Nostalgia and YouTube is a glorious combination. For instance, it can take you back to your childhood, where the TV shows aimed at kids were far far better than the tosh we inflict on children nowadays. For instance, where else would you find a dragon, a witch who lives in a kettle, and a bunch of little guys who scoot around on wheels?
In the completely loopy world of Chorlton and the Wheelies, that’s where!
(My major disappointment is that there’s not clip of Chorlton saying “Little old lady!” in a Yorkshire accent. Because that just rules.)
And yet, that’s not the trippiest-but-obscure show I remember. Oh no. That accolade belongs to the ever-mighty Jamie and the Magic Torch. Here are the titles for an episode entitled ‘Mr. Boo Loses a Mountain’. Which was careless, and I assume he found it again, possibly with the help of the titular Magic Torch and a dog in a hat called Wordsworth (the dog was called Wordsworth, not the hat. Although in this show, I wouldn’t altogether rule out the possibility of the hat being a character too).
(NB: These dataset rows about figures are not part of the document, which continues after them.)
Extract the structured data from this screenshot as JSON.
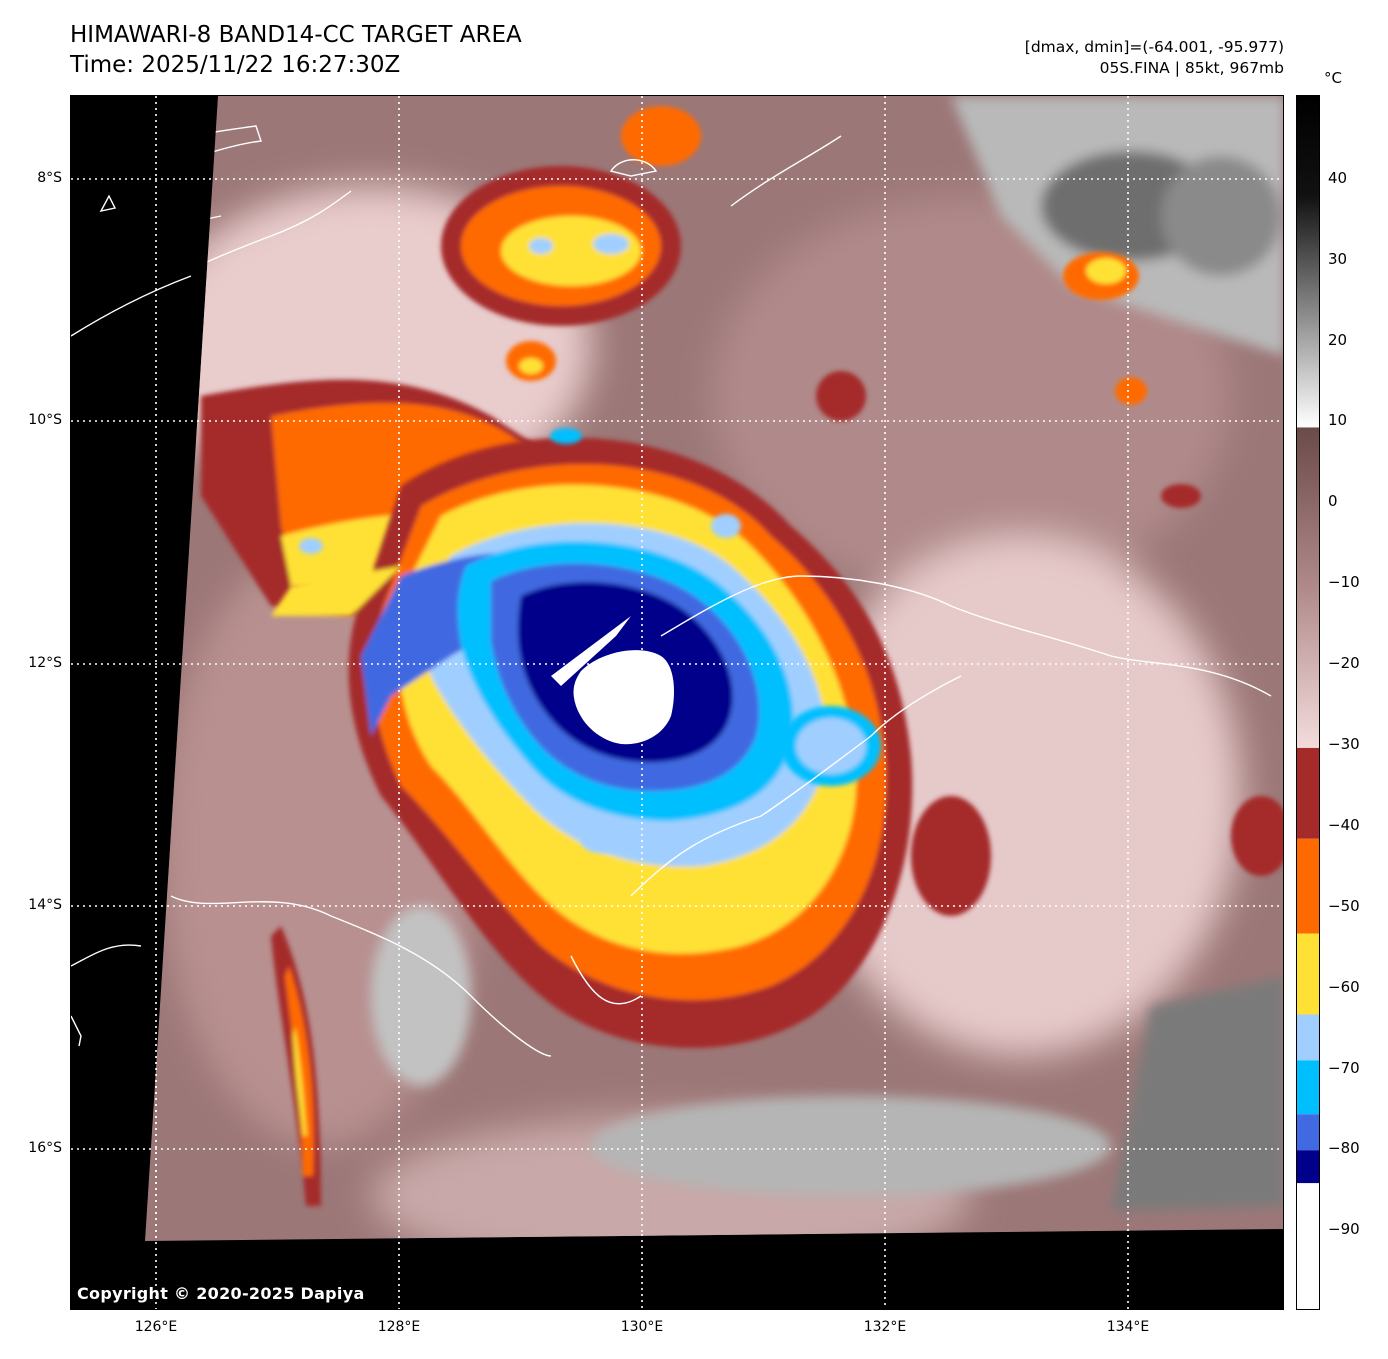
{
  "header": {
    "title_line1": "HIMAWARI-8 BAND14-CC TARGET AREA",
    "title_line2": "Time: 2025/11/22 16:27:30Z",
    "range_text": "[dmax, dmin]=(-64.001, -95.977)",
    "storm_text": "05S.FINA | 85kt, 967mb"
  },
  "map": {
    "copyright": "Copyright © 2020-2025 Dapiya",
    "lat_labels": [
      "8°S",
      "10°S",
      "12°S",
      "14°S",
      "16°S"
    ],
    "lon_labels": [
      "126°E",
      "128°E",
      "130°E",
      "132°E",
      "134°E"
    ],
    "storm_center": {
      "lat": "-12.2°",
      "lon": "129.9°"
    }
  },
  "colorbar": {
    "unit": "°C",
    "ticks": [
      "40",
      "30",
      "20",
      "10",
      "0",
      "−10",
      "−20",
      "−30",
      "−40",
      "−50",
      "−60",
      "−70",
      "−80",
      "−90"
    ],
    "palette": {
      "deep_blue": "#00008b",
      "royal_blue": "#4169e1",
      "sky_blue": "#00bfff",
      "light_blue": "#a0cfff",
      "yellow": "#ffe135",
      "orange": "#ff6a00",
      "dark_red": "#a52a2a",
      "pink_warm": "#f0d8d8",
      "mauve": "#7a5454",
      "white": "#ffffff",
      "black": "#000000"
    }
  }
}
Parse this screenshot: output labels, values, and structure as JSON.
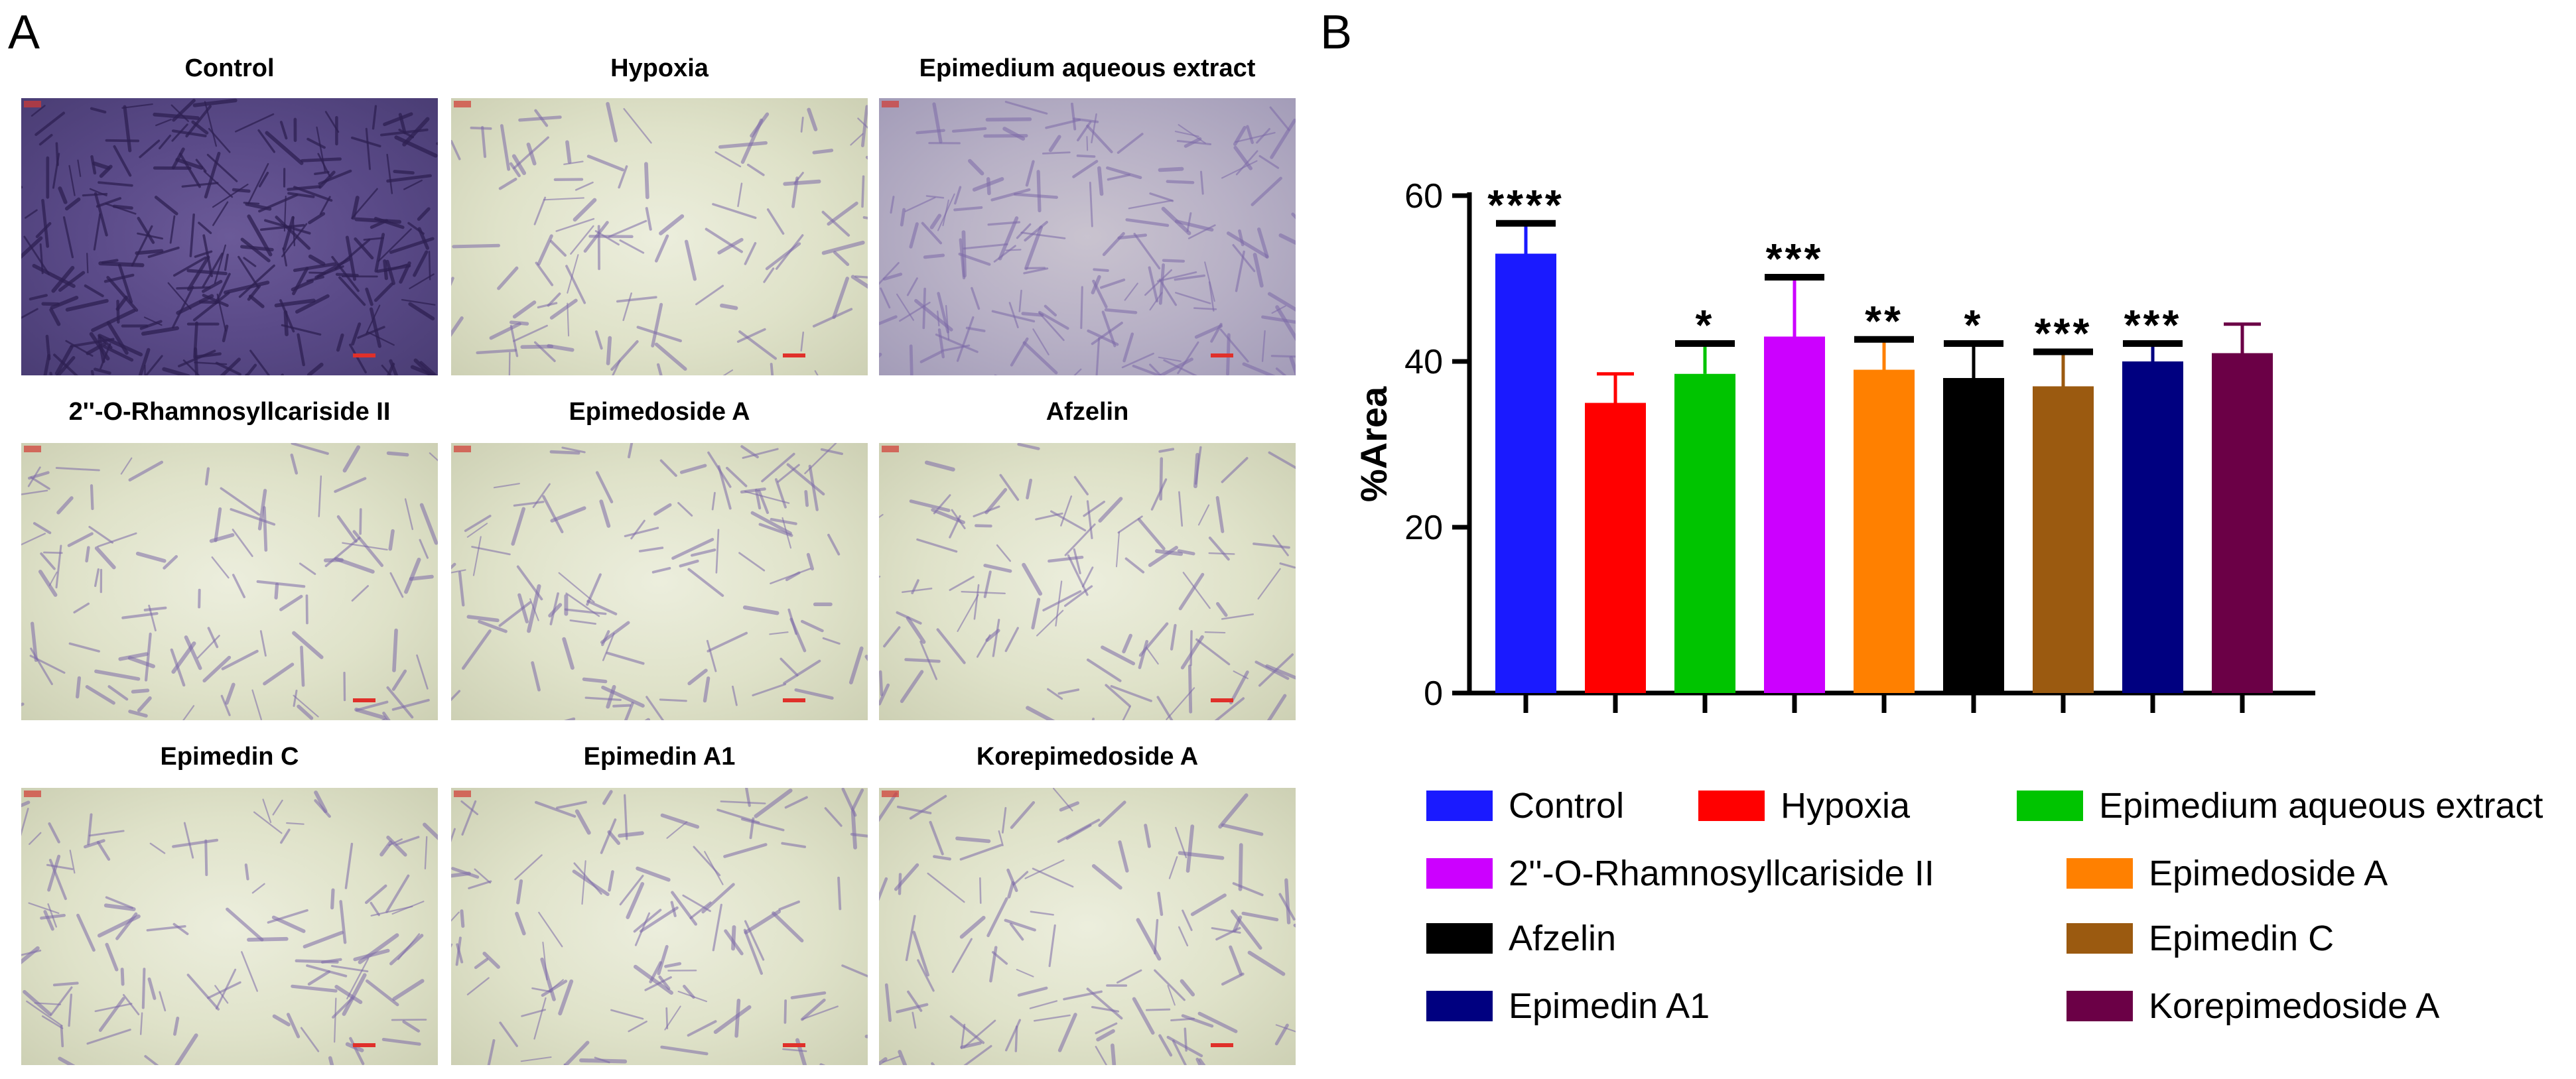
{
  "panel_a": {
    "letter": "A",
    "images": [
      {
        "title": "Control",
        "density": "dense"
      },
      {
        "title": "Hypoxia",
        "density": "sparse"
      },
      {
        "title": "Epimedium aqueous extract",
        "density": "medium"
      },
      {
        "title": "2''-O-Rhamnosyllcariside II",
        "density": "sparse"
      },
      {
        "title": "Epimedoside A",
        "density": "sparse"
      },
      {
        "title": "Afzelin",
        "density": "sparse"
      },
      {
        "title": "Epimedin C",
        "density": "sparse"
      },
      {
        "title": "Epimedin A1",
        "density": "sparse"
      },
      {
        "title": "Korepimedoside A",
        "density": "sparse"
      }
    ]
  },
  "panel_b": {
    "letter": "B"
  },
  "chart_data": {
    "type": "bar",
    "title": "",
    "xlabel": "",
    "ylabel": "%Area",
    "ylim": [
      0,
      60
    ],
    "yticks": [
      "0",
      "20",
      "40",
      "60"
    ],
    "categories": [
      "Control",
      "Hypoxia",
      "Epimedium aqueous extract",
      "2''-O-Rhamnosyllcariside II",
      "Epimedoside A",
      "Afzelin",
      "Epimedin C",
      "Epimedin A1",
      "Korepimedoside A"
    ],
    "values": [
      53,
      35,
      38.5,
      43,
      39,
      38,
      37,
      40,
      41
    ],
    "errors": [
      3.5,
      3.5,
      3.5,
      7,
      3.5,
      4,
      4,
      2,
      3.5
    ],
    "significance": [
      "****",
      "",
      "*",
      "***",
      "**",
      "*",
      "***",
      "***",
      ""
    ],
    "colors": [
      "#1a1aff",
      "#ff0000",
      "#00c400",
      "#cc00ff",
      "#ff8000",
      "#000000",
      "#9b5a10",
      "#000080",
      "#6b0046"
    ],
    "legend_position": "bottom"
  }
}
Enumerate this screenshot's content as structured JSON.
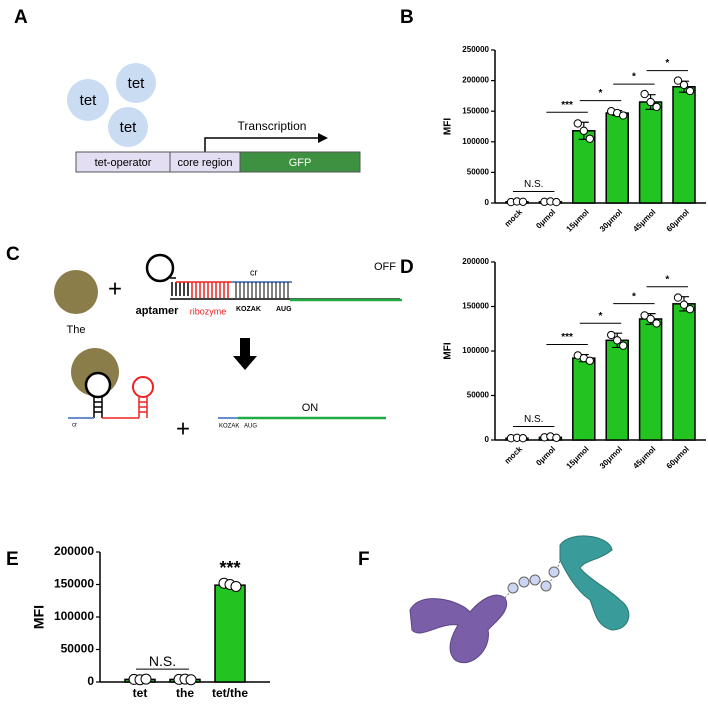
{
  "diagram_a": {
    "label": "A",
    "tets": [
      "tet",
      "tet",
      "tet"
    ],
    "transcription": "Transcription",
    "boxes": [
      "tet-operator",
      "core region",
      "GFP"
    ]
  },
  "diagram_c": {
    "label": "C",
    "ligand": "The",
    "plus_top": "+",
    "aptamer": "aptamer",
    "ribozyme": "ribozyme",
    "cr_top": "cr",
    "kozak_top": "KOZAK",
    "aug_top": "AUG",
    "off": "OFF",
    "on": "ON",
    "plus_bottom": "+",
    "cr_bottom": "cr",
    "kozak_bottom": "KOZAK",
    "aug_bottom": "AUG"
  },
  "panel_f": {
    "label": "F"
  },
  "chart_data": [
    {
      "type": "bar",
      "label": "B",
      "ylabel": "MFI",
      "color": "#22c422",
      "categories": [
        "mock",
        "0μmol",
        "15μmol",
        "30μmol",
        "45μmol",
        "60μmol"
      ],
      "values": [
        2000,
        2000,
        118000,
        147000,
        165000,
        190000
      ],
      "errors": [
        500,
        500,
        14000,
        4000,
        12000,
        9000
      ],
      "points": [
        [
          1500,
          2500,
          2000
        ],
        [
          2000,
          2500,
          1500
        ],
        [
          130000,
          118000,
          105000
        ],
        [
          150000,
          147000,
          143000
        ],
        [
          178000,
          165000,
          157000
        ],
        [
          200000,
          193000,
          183000
        ]
      ],
      "ylim": [
        0,
        250000
      ],
      "yticks": [
        0,
        50000,
        100000,
        150000,
        200000,
        250000
      ],
      "annotations": [
        {
          "between": [
            "mock",
            "0μmol"
          ],
          "text": "N.S."
        },
        {
          "between": [
            "0μmol",
            "15μmol"
          ],
          "text": "***"
        },
        {
          "between": [
            "15μmol",
            "30μmol"
          ],
          "text": "*"
        },
        {
          "between": [
            "30μmol",
            "45μmol"
          ],
          "text": "*"
        },
        {
          "between": [
            "45μmol",
            "60μmol"
          ],
          "text": "*"
        }
      ]
    },
    {
      "type": "bar",
      "label": "D",
      "ylabel": "MFI",
      "color": "#22c422",
      "categories": [
        "mock",
        "0μmol",
        "15μmol",
        "30μmol",
        "45μmol",
        "60μmol"
      ],
      "values": [
        2000,
        3000,
        92000,
        112000,
        136000,
        153000
      ],
      "errors": [
        500,
        800,
        4000,
        8000,
        6000,
        8000
      ],
      "points": [
        [
          2000,
          2500,
          2000
        ],
        [
          3000,
          4000,
          2500
        ],
        [
          95000,
          92000,
          89000
        ],
        [
          118000,
          112000,
          106000
        ],
        [
          140000,
          136000,
          131000
        ],
        [
          160000,
          152000,
          147000
        ]
      ],
      "ylim": [
        0,
        200000
      ],
      "yticks": [
        0,
        50000,
        100000,
        150000,
        200000
      ],
      "annotations": [
        {
          "between": [
            "mock",
            "0μmol"
          ],
          "text": "N.S."
        },
        {
          "between": [
            "0μmol",
            "15μmol"
          ],
          "text": "***"
        },
        {
          "between": [
            "15μmol",
            "30μmol"
          ],
          "text": "*"
        },
        {
          "between": [
            "30μmol",
            "45μmol"
          ],
          "text": "*"
        },
        {
          "between": [
            "45μmol",
            "60μmol"
          ],
          "text": "*"
        }
      ]
    },
    {
      "type": "bar",
      "label": "E",
      "ylabel": "MFI",
      "color": "#22c422",
      "categories": [
        "tet",
        "the",
        "tet/the"
      ],
      "values": [
        4000,
        4000,
        149000
      ],
      "errors": [
        500,
        500,
        3000
      ],
      "points": [
        [
          4000,
          3500,
          4500
        ],
        [
          4000,
          4500,
          3500
        ],
        [
          152000,
          150000,
          147000
        ]
      ],
      "ylim": [
        0,
        200000
      ],
      "yticks": [
        0,
        50000,
        100000,
        150000,
        200000
      ],
      "annotations": [
        {
          "between": [
            "tet",
            "the"
          ],
          "text": "N.S."
        },
        {
          "between": [
            "tet/the"
          ],
          "text": "***"
        }
      ]
    }
  ]
}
But sometimes you’ve got to come back down to earth and get into the gritty realism of inner-city life. This could be found in Pigeon Street, which is a a testament to the enduring human need for community even in the middle of urban Britain (although there was never any mention of what the council intended to do about the endemic pigeon problem). Each character had their own theme song, and I’m only sorry that I can’t bring you the brilliant nu-country stylings that accompanied every appearence of Long Distance Clara (an early role model for women working in the transport and logistics sector).
Of course, these moments of psychedelic wonder obviously blew the kids TV budget, so occassionally a show was based around cheaper pursuits. Check out Fingerbobs. The seagull’s the best one.
Oh, and forget the remake of a couple of years ago. This is the real Magic Roundabout, although disappointingly, there’s no sign of any Dougal snark.
Meanwhile, Bagpuss was just a thing of beauty and wonder. His shop didn’t sell anything. Watching this still gets me choked up.
But I guess we all have to grow up eventually and get into shows about important topics such as all terrain attack motorcycles. Ladies and gentlemen, I give you Streethawk, the red-headed stepchild of the the eighties super-vehicle movement. It’s like Knightrider without the Hoff. It’s like Airwolf without the slightly too-enthusiastic right-wing politics. It has the one of the greatest theme tunes ever and a motorbike with a laser gun. They don’t make them like this any more.